Scams personal trainers need to beware of! How many of you trainers are now receiving fake emails about people wanting personal training? If it looks strange, there’s a reason for that! DO NOT correspond, other than telling the person to stop emailing you. This is a scam 100% fake!
For a few years, I have been receiving strange emails looking like this, this is actually the latest one that came last week.
Fake email example
I would like to make an appointment for Personal fitness training and exercise for my kids for 8 weeks training for 2 (Female) age (20 and 22) and 1 (Male) aged (21) For eight weeks 1hr daily 3 times in a week.
The kids need to Gain power, agility, stability, strength, and flexibility training Also I want you to know that the kids will be coming with a private bus driver and I will be expecting your reply with the total cost and your address, cell phone number and direction for the private transport to locate your place when they are coming for the training.
Also what text books do they need to buy for the training sessions?

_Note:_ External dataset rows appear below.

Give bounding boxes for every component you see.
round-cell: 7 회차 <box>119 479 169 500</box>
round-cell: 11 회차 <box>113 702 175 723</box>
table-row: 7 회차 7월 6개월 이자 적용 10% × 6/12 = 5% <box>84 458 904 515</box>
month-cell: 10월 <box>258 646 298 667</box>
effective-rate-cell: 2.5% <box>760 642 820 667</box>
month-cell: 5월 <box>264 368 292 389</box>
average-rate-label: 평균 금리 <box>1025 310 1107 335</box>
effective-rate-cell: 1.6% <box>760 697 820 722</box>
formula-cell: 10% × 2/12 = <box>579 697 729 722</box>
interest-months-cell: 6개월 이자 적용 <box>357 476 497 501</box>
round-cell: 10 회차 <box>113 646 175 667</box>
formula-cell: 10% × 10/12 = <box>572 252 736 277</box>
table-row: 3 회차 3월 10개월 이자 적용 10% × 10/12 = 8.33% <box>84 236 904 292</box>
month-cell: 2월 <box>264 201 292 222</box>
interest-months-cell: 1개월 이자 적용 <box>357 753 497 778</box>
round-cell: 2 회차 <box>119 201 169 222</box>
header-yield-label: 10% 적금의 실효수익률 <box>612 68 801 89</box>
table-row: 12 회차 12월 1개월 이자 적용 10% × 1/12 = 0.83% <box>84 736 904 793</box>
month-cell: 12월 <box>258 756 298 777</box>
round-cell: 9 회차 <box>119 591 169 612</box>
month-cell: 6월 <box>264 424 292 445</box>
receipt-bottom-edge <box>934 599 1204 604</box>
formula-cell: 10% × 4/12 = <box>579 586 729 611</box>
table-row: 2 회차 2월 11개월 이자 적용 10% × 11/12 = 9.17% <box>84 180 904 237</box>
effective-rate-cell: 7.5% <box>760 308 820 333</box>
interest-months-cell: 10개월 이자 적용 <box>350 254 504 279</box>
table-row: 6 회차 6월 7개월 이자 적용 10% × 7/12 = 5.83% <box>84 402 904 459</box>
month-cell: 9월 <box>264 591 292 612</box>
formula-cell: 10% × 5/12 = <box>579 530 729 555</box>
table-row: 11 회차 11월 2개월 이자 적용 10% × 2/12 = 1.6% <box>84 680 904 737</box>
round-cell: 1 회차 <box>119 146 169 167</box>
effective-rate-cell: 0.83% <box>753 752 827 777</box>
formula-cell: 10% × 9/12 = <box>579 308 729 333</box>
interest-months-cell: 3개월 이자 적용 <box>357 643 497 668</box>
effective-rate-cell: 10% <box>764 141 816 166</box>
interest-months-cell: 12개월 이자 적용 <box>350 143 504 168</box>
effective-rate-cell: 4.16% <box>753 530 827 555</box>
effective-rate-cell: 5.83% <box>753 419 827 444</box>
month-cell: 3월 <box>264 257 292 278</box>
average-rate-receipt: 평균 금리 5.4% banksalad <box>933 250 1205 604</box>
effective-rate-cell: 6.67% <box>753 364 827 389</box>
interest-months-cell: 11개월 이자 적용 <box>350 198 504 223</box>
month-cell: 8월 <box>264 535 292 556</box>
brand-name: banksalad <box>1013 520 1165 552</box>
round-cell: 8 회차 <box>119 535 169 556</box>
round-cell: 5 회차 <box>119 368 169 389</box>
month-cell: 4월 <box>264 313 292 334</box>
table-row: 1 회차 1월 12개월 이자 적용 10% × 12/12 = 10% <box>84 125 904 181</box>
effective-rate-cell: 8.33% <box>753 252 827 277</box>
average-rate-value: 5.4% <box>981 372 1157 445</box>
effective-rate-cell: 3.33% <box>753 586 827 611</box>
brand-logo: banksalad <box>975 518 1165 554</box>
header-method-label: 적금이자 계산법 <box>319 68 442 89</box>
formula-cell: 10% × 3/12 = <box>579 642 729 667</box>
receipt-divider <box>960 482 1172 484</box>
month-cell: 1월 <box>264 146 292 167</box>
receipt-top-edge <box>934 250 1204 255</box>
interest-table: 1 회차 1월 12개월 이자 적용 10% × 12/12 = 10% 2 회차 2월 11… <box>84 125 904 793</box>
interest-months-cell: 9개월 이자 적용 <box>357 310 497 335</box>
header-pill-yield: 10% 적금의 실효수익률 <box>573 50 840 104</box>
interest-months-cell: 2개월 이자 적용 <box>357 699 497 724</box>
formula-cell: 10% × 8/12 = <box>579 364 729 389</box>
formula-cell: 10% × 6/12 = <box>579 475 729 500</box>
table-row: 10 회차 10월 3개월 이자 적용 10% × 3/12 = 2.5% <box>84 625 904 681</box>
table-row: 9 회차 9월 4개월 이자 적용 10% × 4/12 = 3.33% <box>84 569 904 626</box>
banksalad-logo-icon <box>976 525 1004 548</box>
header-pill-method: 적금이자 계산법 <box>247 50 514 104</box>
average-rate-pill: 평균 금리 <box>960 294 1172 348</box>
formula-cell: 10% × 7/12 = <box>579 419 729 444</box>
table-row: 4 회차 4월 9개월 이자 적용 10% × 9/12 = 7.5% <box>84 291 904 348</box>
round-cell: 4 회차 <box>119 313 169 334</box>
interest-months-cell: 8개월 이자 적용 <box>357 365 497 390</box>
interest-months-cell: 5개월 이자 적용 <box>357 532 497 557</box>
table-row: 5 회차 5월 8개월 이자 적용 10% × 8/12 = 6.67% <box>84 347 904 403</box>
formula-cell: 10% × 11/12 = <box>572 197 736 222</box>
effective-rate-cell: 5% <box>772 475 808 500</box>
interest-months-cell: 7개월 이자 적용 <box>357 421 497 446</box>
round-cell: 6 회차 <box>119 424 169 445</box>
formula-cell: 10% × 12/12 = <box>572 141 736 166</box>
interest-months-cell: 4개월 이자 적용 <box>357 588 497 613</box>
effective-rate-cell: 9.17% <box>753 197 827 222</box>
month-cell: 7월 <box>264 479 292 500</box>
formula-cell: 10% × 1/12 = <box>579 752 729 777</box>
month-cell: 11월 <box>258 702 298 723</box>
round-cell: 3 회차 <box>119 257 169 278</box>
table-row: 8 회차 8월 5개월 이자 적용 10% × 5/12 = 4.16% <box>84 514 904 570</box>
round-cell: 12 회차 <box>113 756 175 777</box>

I will send extra money to cover cost of these and where you will send payment to nanny via western union.
Please send me your address so I can send you check to cover training sessions and cost of private bus driver that you will forward payment to via western union.
Things to take note of…
First of all, its very unlikely, actually impossible to think why the kids would be coming to the gym separately without the parents, and in a private bus, really? I don’t think so! Scam alert!
Why would the trainer be responsible for paying the bus driver to bring the kids to the gym? That obviously is the parent’s job even if this was true, which it isn’t! Scam alert!

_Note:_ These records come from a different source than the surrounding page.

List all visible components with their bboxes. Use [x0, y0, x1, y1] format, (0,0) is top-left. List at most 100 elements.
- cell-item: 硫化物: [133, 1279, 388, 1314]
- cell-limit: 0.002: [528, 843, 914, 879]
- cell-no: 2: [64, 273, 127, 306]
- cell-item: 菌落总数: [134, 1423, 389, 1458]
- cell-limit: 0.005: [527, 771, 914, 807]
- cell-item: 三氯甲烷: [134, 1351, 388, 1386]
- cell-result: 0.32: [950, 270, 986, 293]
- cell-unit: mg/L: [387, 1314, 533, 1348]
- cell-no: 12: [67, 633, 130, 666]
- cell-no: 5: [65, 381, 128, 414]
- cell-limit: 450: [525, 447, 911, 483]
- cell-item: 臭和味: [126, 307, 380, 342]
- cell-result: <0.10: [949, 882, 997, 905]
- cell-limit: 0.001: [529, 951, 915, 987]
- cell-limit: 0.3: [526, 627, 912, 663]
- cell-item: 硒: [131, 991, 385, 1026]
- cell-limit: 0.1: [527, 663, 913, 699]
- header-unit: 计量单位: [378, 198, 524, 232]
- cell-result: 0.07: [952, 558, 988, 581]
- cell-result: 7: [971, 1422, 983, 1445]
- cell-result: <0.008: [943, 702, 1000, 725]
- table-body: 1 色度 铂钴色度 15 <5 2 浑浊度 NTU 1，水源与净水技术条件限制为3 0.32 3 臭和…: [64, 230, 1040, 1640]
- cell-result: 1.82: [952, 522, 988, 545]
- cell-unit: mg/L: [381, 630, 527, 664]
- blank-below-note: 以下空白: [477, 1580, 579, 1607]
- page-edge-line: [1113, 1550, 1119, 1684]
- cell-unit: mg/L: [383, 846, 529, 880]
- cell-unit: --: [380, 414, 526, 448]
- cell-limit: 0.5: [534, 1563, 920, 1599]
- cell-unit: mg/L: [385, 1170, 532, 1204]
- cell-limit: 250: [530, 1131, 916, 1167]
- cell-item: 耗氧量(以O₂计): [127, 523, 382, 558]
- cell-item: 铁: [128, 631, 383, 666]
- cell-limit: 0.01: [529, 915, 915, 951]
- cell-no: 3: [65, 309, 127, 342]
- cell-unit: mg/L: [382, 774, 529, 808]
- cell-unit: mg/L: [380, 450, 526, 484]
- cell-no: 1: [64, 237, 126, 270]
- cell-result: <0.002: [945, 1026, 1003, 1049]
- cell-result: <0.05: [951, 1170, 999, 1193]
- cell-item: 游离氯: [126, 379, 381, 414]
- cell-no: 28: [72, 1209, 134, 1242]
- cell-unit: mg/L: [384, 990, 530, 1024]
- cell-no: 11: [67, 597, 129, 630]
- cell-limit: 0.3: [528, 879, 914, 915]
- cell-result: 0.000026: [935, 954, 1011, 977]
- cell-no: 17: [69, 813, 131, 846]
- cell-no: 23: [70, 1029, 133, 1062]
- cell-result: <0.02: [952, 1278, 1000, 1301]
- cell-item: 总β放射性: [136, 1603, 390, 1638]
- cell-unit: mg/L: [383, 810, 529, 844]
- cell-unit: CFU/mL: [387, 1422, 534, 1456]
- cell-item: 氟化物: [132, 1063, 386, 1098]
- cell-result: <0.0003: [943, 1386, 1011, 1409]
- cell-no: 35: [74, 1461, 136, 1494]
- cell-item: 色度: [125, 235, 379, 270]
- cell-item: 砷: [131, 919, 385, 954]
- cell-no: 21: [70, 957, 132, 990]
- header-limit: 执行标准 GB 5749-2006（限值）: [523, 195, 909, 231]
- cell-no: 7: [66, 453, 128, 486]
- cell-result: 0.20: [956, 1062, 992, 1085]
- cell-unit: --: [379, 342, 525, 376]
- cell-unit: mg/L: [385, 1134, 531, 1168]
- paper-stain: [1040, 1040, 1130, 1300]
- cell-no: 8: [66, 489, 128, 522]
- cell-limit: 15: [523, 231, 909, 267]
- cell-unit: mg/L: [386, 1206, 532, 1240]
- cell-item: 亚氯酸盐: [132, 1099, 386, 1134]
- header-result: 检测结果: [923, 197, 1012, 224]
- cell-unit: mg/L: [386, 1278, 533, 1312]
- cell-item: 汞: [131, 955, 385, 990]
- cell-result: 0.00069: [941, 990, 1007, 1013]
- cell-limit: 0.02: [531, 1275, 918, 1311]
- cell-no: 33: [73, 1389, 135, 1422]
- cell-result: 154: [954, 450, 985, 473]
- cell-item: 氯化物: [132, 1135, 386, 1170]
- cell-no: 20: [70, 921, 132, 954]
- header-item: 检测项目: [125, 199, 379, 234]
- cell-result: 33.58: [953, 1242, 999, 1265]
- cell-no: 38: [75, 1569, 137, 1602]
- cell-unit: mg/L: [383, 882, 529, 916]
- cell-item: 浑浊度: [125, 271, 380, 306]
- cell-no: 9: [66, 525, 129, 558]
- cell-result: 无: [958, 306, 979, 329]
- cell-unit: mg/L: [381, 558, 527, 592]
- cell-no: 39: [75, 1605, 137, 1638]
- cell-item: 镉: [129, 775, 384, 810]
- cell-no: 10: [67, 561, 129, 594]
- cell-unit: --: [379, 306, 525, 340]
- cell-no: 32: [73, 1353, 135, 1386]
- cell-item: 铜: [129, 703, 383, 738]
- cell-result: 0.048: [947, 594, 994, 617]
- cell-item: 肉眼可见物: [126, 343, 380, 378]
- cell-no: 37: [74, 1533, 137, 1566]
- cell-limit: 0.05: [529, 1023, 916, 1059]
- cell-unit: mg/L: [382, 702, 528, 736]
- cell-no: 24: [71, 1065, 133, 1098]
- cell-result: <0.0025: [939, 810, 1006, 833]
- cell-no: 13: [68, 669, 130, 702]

Textbooks for personal training sessions! And send payment to their nanny. Seriously? You see how this has nothing to do with what they claim to be buying? Scam alert!
You see all these different people needing money sent by the trainer? and how they want the payment redirecting to other places via western union? No trace that’s why! Scam alert!
What is money laundering – Money laundering is the illegal process of making large amounts of money generated by a criminal activity, such as drug trafficking or terrorist funding, appear to have come from a legitimate source. The money from the criminal activity is considered dirty, and the process “launders” it to make it look clean.
Money laundering is a serious financial crime that is employed by white collar and street-level criminals alike. Most financial companies have anti-money-laundering (AML) policies in place to detect and prevent this activity.
How Money Laundering Works – Money laundering is essential for criminal organizations that wish to use illegally obtained money effectively. Dealing in large amounts of illegal cash is inefficient and dangerous. Criminals need a way to deposit the money in legitimate financial institutions, yet they can only do so if it appears to come from legitimate sources.
Money Laundering Variants – In one common form of money laundering, called smurfing (also known as “structuring”), the criminal breaks up large chunks of cash into multiple small deposits, often spreading them over many different accounts, to avoid detection.
Money laundering can also be accomplished through the use of currency exchanges, wire transfers, and “mules”—cash smugglers, who sneak large amounts of cash across borders and deposit them in foreign accounts, where money-laundering enforcement is less strict.
My experience with this issue
Around 10 years ago I had my first email scam concerning personal training sessions. It wasn’t as obvious as the one mentioned earlier in this blog, and as I hadn’t received one before, I was fooled, to start with anyway.
They claimed they wanted to buy 20 training sessions for $800 which was my price back then for some promotion I was advertising, so nothing strange about that.
They claimed they wanted to pay in advance and wanted to send a check as they didn’t have PayPal, I thought it was a little strange but no alarm bells ringing yet.
Now when I got the check in the mail, it wasn’t for $800, but rather $3000! Now the alarm bells were ringing big time! Even more so when I read the letter with the check that had instructions to send a large portion of the extra money to different places via western union!
The check was from a company in another state! Obviously, this was stolen money and money laundering. When I questioned why they sent such a large check they responded by telling me I’d be doing them a favor and in return I could keep an extra $500 for the troubles.
They kept saying the were good God fearing Christian people, like that’s a validation of being genuine, funny how People use God in that way.
Now, you don’t need to be too smart to realize people don’t do things for free, if something seems too good to be true, it usually is!
Anyway, to cut a long story short, I blocked them and destroyed the check, so thankfully never hear from them ever again.
I`ve had many similar emails over the years, but all so fake it`s not even funny! At least that first one wasn’t so obvious, until I got the check of course.
Don’t deposit that check!
The bottom line is if you receive a check from one of these scams and deposit into your bank account, that’s where it stops when it gets investigated, your account!
Then you’ll have some explaining to do as why you accepted it in the first place, and they’ll probably be thinking you’re somehow connected to the criminal ring that stole the check in the first place.
Just delete the email if it looks anything like the one shown in this blog, there’s no point in even replying to it! It`s just not worth it.
Stay safe and keep an eye open for the scammers!